El PSG va sobrado. Al menos en Francia. El conjunto parisino se impuso al Olympique de Marsella en el Clásico francés. Dominio total y absoluto de los de Neymar y compañía. El duelo servía al PSG como un ensayo general sobre lo que se deberá ver el próximo 4 de marzo, cuando el Real Madrid se baje en el Parque de los Príncipes. Y como tal se tomó. Unai Emery sacó un once con tres cambios respecto a lo visto en el Bernabéu, Lass, Thiago Silva y Kurzawa entraron en detrimento de Verratti y Yuri -por lesión- y Kimpembe.

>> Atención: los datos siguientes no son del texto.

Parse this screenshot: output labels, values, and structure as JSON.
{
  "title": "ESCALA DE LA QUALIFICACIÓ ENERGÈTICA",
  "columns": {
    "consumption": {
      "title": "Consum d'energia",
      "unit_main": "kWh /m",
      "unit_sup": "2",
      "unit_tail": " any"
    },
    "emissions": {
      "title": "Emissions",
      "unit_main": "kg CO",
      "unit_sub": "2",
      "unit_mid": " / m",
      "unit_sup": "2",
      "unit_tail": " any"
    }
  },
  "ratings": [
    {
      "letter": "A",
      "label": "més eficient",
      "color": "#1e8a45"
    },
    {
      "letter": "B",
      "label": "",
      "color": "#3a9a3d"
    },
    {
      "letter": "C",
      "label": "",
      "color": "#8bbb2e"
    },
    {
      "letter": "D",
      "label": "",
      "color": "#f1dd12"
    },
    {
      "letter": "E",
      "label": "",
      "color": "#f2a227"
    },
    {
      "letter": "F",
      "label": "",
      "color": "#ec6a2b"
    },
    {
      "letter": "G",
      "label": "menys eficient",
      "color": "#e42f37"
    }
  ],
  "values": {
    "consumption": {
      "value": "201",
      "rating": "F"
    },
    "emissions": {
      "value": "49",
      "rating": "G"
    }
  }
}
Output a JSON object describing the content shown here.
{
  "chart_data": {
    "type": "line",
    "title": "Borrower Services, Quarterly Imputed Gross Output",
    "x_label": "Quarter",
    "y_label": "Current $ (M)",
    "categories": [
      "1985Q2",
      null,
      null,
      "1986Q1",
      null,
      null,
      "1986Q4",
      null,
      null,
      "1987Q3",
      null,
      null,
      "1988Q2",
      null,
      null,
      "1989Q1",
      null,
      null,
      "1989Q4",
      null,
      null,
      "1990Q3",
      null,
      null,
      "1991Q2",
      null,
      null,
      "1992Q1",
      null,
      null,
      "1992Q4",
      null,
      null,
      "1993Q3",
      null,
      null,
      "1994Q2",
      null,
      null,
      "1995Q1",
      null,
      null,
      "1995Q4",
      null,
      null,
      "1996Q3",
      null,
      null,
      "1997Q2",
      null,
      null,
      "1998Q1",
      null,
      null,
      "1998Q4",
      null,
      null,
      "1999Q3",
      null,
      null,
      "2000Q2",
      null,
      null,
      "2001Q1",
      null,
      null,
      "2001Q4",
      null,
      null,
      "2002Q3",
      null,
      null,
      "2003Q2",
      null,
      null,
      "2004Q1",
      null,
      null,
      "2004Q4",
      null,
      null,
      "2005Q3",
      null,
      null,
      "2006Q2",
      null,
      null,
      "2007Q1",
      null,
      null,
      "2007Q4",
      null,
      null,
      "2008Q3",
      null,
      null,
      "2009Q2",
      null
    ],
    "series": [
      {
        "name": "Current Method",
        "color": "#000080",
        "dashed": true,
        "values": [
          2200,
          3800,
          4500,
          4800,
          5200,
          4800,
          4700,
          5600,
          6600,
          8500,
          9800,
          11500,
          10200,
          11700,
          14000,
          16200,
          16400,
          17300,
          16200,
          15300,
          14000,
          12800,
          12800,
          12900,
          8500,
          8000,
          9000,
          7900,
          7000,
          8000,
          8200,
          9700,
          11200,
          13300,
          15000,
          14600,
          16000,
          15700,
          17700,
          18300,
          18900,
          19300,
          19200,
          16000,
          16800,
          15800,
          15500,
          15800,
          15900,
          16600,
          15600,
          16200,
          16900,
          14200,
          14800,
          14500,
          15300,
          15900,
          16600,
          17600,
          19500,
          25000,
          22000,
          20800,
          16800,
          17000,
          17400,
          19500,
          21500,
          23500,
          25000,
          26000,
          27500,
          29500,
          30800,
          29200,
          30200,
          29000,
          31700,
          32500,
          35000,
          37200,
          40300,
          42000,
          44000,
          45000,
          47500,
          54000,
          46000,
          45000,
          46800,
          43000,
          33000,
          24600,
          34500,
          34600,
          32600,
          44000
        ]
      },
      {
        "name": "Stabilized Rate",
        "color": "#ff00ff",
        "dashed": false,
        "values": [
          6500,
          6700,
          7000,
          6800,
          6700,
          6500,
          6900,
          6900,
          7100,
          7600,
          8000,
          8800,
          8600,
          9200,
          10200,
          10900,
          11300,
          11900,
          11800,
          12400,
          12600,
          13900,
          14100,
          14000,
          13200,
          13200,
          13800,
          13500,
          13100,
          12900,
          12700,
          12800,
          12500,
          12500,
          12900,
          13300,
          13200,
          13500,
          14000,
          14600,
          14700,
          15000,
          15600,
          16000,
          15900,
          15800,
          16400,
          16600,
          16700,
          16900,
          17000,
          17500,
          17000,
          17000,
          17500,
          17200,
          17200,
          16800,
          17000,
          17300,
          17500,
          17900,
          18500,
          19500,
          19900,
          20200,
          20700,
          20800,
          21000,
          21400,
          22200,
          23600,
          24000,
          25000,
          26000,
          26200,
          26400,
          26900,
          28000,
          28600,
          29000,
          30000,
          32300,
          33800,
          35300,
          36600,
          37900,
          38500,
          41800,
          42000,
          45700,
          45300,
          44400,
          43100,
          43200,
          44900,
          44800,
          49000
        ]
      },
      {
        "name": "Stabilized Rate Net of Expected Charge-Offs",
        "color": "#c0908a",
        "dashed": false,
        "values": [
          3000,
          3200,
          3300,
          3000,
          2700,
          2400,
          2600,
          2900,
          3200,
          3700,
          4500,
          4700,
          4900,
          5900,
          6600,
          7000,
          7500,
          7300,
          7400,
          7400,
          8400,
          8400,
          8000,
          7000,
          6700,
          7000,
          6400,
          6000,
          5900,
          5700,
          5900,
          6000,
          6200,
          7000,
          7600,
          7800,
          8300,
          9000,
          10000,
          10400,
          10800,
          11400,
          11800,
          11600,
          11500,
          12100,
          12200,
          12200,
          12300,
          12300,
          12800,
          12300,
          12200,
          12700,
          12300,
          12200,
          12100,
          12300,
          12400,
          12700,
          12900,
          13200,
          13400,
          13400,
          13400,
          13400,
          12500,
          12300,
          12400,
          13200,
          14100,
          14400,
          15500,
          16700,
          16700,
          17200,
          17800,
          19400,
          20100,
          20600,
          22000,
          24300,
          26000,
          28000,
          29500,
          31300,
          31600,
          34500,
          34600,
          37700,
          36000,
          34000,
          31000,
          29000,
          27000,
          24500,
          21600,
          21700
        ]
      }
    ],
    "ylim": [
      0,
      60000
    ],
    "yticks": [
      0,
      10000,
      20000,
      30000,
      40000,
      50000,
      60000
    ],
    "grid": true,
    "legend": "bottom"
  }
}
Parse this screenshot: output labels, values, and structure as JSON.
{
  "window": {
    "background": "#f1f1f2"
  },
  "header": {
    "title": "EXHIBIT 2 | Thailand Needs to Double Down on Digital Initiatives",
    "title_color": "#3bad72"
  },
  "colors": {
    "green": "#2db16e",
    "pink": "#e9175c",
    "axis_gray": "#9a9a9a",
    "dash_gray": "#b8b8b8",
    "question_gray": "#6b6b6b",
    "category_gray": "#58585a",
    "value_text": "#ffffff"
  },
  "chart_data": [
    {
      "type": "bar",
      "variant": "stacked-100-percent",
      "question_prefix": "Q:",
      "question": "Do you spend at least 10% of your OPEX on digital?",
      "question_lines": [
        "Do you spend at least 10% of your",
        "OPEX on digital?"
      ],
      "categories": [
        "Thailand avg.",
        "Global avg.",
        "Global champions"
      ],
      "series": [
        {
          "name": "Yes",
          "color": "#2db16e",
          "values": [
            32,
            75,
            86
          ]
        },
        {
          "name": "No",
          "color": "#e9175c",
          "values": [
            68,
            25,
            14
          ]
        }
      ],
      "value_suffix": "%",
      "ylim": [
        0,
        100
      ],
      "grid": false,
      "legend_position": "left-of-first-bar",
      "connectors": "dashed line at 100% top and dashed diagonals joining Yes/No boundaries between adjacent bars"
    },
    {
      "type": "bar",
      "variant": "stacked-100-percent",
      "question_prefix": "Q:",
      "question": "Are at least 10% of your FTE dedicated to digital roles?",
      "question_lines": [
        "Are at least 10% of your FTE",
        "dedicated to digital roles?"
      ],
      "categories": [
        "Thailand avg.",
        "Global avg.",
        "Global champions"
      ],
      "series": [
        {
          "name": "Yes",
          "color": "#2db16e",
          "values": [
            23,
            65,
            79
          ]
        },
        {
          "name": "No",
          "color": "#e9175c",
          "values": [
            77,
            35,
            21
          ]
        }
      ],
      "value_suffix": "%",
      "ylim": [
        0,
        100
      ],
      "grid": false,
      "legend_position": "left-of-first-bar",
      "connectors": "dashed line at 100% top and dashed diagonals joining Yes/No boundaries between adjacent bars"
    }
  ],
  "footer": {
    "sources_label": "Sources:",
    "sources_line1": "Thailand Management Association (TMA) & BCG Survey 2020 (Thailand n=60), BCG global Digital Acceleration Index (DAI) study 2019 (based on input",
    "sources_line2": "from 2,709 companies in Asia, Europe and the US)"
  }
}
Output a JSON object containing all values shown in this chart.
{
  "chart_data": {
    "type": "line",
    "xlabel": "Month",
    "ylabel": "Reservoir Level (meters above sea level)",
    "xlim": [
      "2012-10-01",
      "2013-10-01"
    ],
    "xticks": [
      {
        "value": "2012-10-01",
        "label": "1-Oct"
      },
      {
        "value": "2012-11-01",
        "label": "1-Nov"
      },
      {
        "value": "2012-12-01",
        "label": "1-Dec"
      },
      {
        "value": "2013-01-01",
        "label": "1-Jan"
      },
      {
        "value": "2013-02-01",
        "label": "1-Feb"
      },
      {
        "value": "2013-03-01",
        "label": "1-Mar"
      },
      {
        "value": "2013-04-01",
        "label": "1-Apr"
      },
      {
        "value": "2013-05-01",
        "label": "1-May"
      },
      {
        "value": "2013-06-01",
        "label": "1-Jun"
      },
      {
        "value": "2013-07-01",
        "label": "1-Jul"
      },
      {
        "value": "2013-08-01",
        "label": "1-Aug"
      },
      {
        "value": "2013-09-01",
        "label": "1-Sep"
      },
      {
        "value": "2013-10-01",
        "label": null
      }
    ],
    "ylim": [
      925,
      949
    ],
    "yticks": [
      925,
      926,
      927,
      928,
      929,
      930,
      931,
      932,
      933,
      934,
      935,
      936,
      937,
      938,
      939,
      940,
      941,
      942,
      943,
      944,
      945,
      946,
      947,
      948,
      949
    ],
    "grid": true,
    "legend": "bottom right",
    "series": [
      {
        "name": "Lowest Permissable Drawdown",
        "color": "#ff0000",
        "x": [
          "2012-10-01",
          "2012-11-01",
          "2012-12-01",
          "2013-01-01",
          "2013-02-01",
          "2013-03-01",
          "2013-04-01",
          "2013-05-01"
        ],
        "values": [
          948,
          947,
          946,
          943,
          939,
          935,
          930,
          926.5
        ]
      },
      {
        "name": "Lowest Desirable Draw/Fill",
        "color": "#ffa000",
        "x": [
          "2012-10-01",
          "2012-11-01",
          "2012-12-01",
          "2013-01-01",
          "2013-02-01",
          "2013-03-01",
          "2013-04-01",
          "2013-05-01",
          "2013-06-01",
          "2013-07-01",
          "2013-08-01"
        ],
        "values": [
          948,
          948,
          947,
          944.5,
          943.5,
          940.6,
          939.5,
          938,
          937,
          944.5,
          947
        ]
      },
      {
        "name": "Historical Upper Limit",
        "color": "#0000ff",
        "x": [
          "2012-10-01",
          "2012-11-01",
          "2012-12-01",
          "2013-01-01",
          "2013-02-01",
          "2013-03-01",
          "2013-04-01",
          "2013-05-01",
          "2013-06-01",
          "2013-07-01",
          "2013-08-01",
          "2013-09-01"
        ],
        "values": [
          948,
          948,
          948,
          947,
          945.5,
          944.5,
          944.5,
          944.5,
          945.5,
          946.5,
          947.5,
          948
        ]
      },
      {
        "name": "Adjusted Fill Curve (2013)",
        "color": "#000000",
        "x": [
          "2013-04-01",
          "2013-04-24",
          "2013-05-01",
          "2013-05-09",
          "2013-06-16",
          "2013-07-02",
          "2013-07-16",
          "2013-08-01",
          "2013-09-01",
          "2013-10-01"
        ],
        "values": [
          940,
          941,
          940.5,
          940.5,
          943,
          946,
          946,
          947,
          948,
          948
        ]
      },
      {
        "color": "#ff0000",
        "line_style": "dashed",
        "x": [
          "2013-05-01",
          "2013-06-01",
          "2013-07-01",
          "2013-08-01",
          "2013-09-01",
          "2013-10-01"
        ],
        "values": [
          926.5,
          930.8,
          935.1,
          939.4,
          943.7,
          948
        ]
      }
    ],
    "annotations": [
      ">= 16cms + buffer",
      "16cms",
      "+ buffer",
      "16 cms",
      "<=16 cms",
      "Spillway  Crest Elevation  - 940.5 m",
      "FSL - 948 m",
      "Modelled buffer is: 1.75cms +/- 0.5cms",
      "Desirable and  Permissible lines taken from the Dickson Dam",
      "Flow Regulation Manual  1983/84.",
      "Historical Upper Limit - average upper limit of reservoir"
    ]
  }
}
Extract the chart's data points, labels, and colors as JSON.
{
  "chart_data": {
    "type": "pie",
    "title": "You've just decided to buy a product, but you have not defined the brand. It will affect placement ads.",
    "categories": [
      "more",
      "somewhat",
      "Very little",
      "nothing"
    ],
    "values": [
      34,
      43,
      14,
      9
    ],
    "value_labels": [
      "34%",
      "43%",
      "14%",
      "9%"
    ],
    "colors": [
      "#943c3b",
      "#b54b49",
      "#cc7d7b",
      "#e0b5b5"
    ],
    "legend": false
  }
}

El ambiente de la grada era el de una noche en la que los parisinos debían dar el dó de pecho ante su eterno rival, para dejar más sellada de lo que ya está la Ligue1 y mandar un aviso a los hombres de Zidane. Y no fallaron. El PSG no está muerto y da un toque a los madridistas, que no pueden relajarse ni mucho menos. Rápido se encargó de dejarlo claro el bueno de Mbappé, que aprovechó la primera que tuvo para meterla dentro. Falló la defensa al intentar despejar un pase en profundidad de Alves para el chico, y este no dudó en recoger el balón muerto para mandarlo dentro.

Era el minuto 10 y el líder ya mandaba. Y no tardarían en ampliar la ventaja. Neymar se vistió de Messi y Rabiot de Alba y emularon la jugada patentada por el lateral. El balón lo desvió finalmente a gol Rolando. Muy mal se les ponían las cosas a un Olympique que no tuvo en ningún momento la más remota opción de sacar algo positivo del partido. Y pudo ser peor, si el árbitro no hubiera perdonado la roja a Ocampos por una entrada criminal sobre Dani Alves que cerca estuvo de costarle la pierna al ex del Barcelona.

Faltaba la aparición de Cavani, que se escondió hasta el segundo acto. El uruguayo controló de espaldas en el área, y a la media vuelta fusiló la portería. El tridente volvía a completar un gran partido, en el que sin generar mucho, volvían a ser determinantes los tres. El choque no tuvo más. El partido era dominado de inicio a fin por el PSG sin que el Marsella tuviera nada que hacer. Sólo algún tímido intento del Marsella, sin éxito, por tratar de recortar la diferencia en el marcador.

Con el partido casi terminado, Neymar dio el susto, al torcerse feamente el tobillo. El jugador se marchó del terreno de juego entre lágrimas e hizo saltar las alarmas en la capital francesa.